Email triage prototype: The retreat turned a large chunk of time to a practical case study: what happens when a board member asks staff for information and how the district should handle email sent to individual members or to the board account. Members described three frequent needs: immediate information tied to an upcoming decision; requests that support a member's ability to represent a constituent; and routine inquiries that require only an acknowledgement. The group sketched a simple operational flow—receive, review, assign, respond—with these elements:
- A shared incoming mailbox handled by board office staff (Rosanne) so public emails get logged and routed to the correct administrator.
- A short, automatic acknowledgement to emailers that their message was received and will be forwarded (with a timeframe for a fuller reply).
- A subject‑line “legend” or short tagging convention (for example: ACTION / FOR REVIEW / INFO) to help staff prioritize and to let board members flag urgency and desired reply dates when they initiate a request.
- Use of the Q&A tracker (the board's existing question tracker) to log requests and target realistic reply dates so staff do not face repeated uncoordinated demands.

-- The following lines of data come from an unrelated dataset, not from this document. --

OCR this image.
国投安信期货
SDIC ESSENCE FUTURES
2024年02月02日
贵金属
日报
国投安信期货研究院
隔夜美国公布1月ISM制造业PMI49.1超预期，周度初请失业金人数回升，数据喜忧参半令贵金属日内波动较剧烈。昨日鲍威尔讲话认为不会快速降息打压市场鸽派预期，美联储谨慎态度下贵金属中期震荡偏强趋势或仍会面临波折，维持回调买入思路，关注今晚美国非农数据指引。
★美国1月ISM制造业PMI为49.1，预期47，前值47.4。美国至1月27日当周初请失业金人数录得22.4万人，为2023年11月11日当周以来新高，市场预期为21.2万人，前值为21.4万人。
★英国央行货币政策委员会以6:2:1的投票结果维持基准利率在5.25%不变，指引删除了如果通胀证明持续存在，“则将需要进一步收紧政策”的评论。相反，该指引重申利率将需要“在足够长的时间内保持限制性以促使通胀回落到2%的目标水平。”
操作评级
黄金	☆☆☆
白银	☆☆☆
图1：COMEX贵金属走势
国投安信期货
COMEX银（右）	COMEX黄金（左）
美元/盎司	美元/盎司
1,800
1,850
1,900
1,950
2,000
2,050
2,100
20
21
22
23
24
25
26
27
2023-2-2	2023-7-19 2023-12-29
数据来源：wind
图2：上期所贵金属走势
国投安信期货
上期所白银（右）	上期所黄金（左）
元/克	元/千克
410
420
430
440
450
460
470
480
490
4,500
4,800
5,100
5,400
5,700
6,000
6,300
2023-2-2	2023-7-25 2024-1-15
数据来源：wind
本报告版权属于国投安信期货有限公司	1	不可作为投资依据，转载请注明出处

Board members emphasized values that should guide the flow—transparency, access and clarity—while acknowledging a constraint: staff workload. To limit disruptive spikes in staff work, members proposed that larger data or research requests be triaged and that multiple board members interested in the same information sign on so staff prioritize items with broader board interest.
Messaging and public posture: Retreat participants also asked for a small set of ready‑made responses or templates for likely 'hot topics'—for example, messaging the public when tough budget choices or facility changes are under study—to ensure consistent, board‑level public communications rather than ad hoc, individual replies. Facilitators and members noted that a single, board‑level spokesperson or an agreed template drafted in a work session and posted on the district site can reduce confusion and the sense that the board is split publicly.
What the board decided to try next: Members asked staff to draft a simple incoming‑mail auto‑reply for the board address, a short legend for email subject lines, and an agreed process for logging and assigning email requests in the tracker with realistic target response dates. They agreed to pilot structured turn‑taking during official meetings and to test the two‑round approach in the next work session.
The retreat closed with facilitators and the board listing follow‑ups: finalize the email triage steps and templates, schedule the board self‑evaluation conversation (tentatively discussed for late March), and apply the ABC governance mapping to at least two policy areas to see how supports and the 'how' improve outcomes.
Next steps: Staff will draft the triage templates and the auto‑acknowledgement for board review, and the board signaled it will test the proposed speaking order at its next work session. No formal votes or policy changes were taken at the retreat.